Isabella d’Este has with good reason been seen by many as a female counterpart to the “Renaissance men” for whom Italy is celebrated: men like Leon Battista Alberti, Leonardo da Vinci, Michelangelo Buonarroti and Niccolò Machiavelli, who are famous for having excelled in numerous spheres. Indeed, in addition to governing, she was an important music patron and an accomplished musician who played a number of keyboard and stringed instruments. She planned gardens and raised animals. She oversaw a perfume and cosmetic pharmacy that produced soaps and scents for herself and her friends, and she excelled in fashion design, creating for herself a signature style that other women in Europe were eager to imitate. She was keenly interested in politics, government, and social life and had evident gifts for all three, but it is chiefly for her activities as a patron and a collector that history remembers Isabella d’Este.
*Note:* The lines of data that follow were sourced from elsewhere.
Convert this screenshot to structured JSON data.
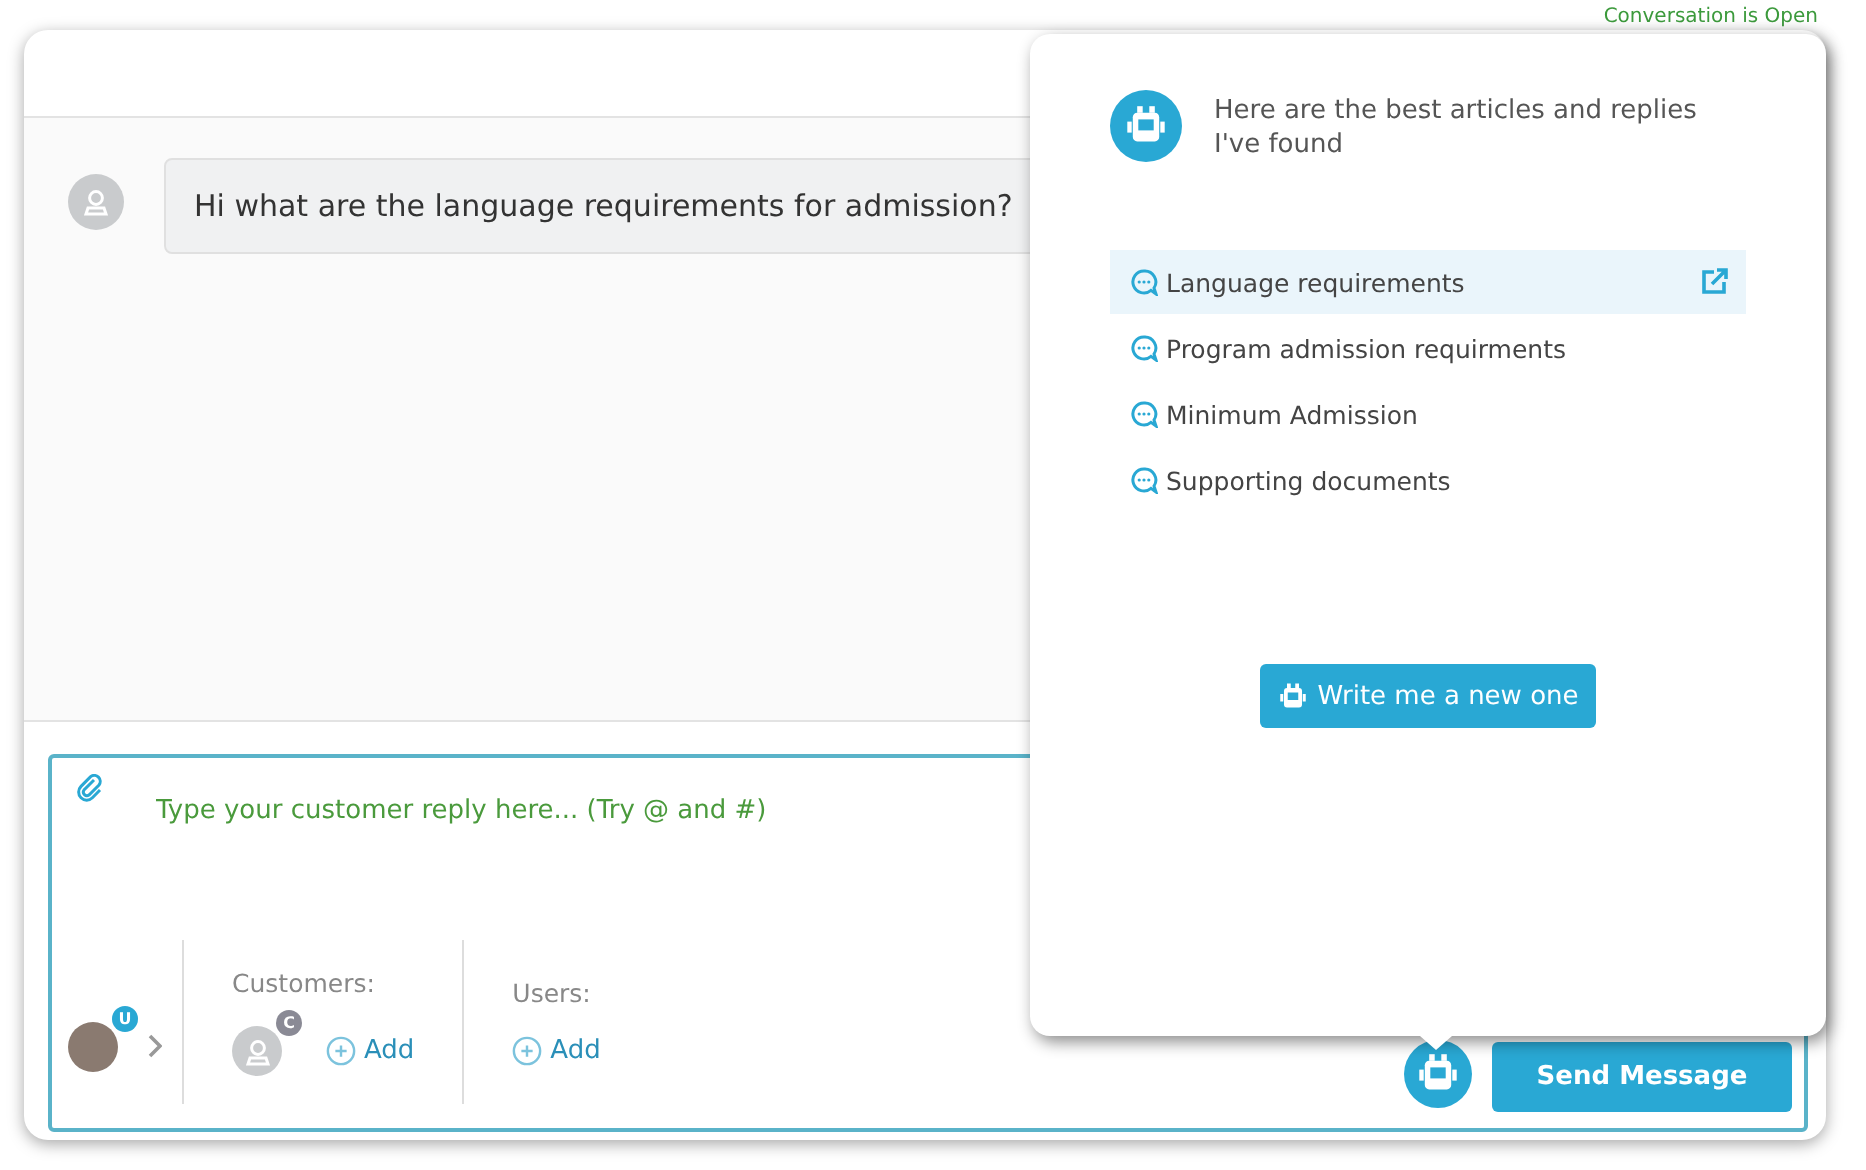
{
  "status": "Conversation is Open",
  "messages": [
    {
      "text": "Hi what are the language requirements for admission?"
    }
  ],
  "composer": {
    "placeholder": "Type your customer reply here... (Try @ and #)",
    "agent_badge": "U",
    "customers": {
      "label": "Customers:",
      "badge": "C",
      "add": "Add"
    },
    "users": {
      "label": "Users:",
      "add": "Add"
    },
    "send": "Send Message"
  },
  "suggestions": {
    "intro": "Here are the best articles and replies I've found",
    "articles": [
      {
        "title": "Language requirements",
        "selected": true
      },
      {
        "title": "Program admission requirments",
        "selected": false
      },
      {
        "title": "Minimum Admission",
        "selected": false
      },
      {
        "title": "Supporting documents",
        "selected": false
      }
    ],
    "write_button": "Write me a new one"
  }
}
As her letters document, Isabella spent decades building a distinguished collection of artworks, books, and antiquities, devoting careful attention to its every detail. While her role as a female patron was not unique, what made her truly extraordinary and garnered for her a lasting place in the history of art were the scope, richness, and coherence of her acquisitions, and her meticulous design of a special place in which to display them, her camerini, or studiolo and grotta. These are regarded as one of the most spectacular instances of self-fashioning in the Italian Renaissance, the outward expression of one, remarkable individual’s artistic, cultural, and philosophical values. A year after her death in 1539, an inventory of the books, antiquities, artworks, instruments, furnishings and other valuables owned by Isabella and her son Federico was drawn up. This list of over seven thousand items has been edited and published in a modern edition by Daniela Ferrara. A significant portion of Isabella’s collections now resides in major world museums and libraries.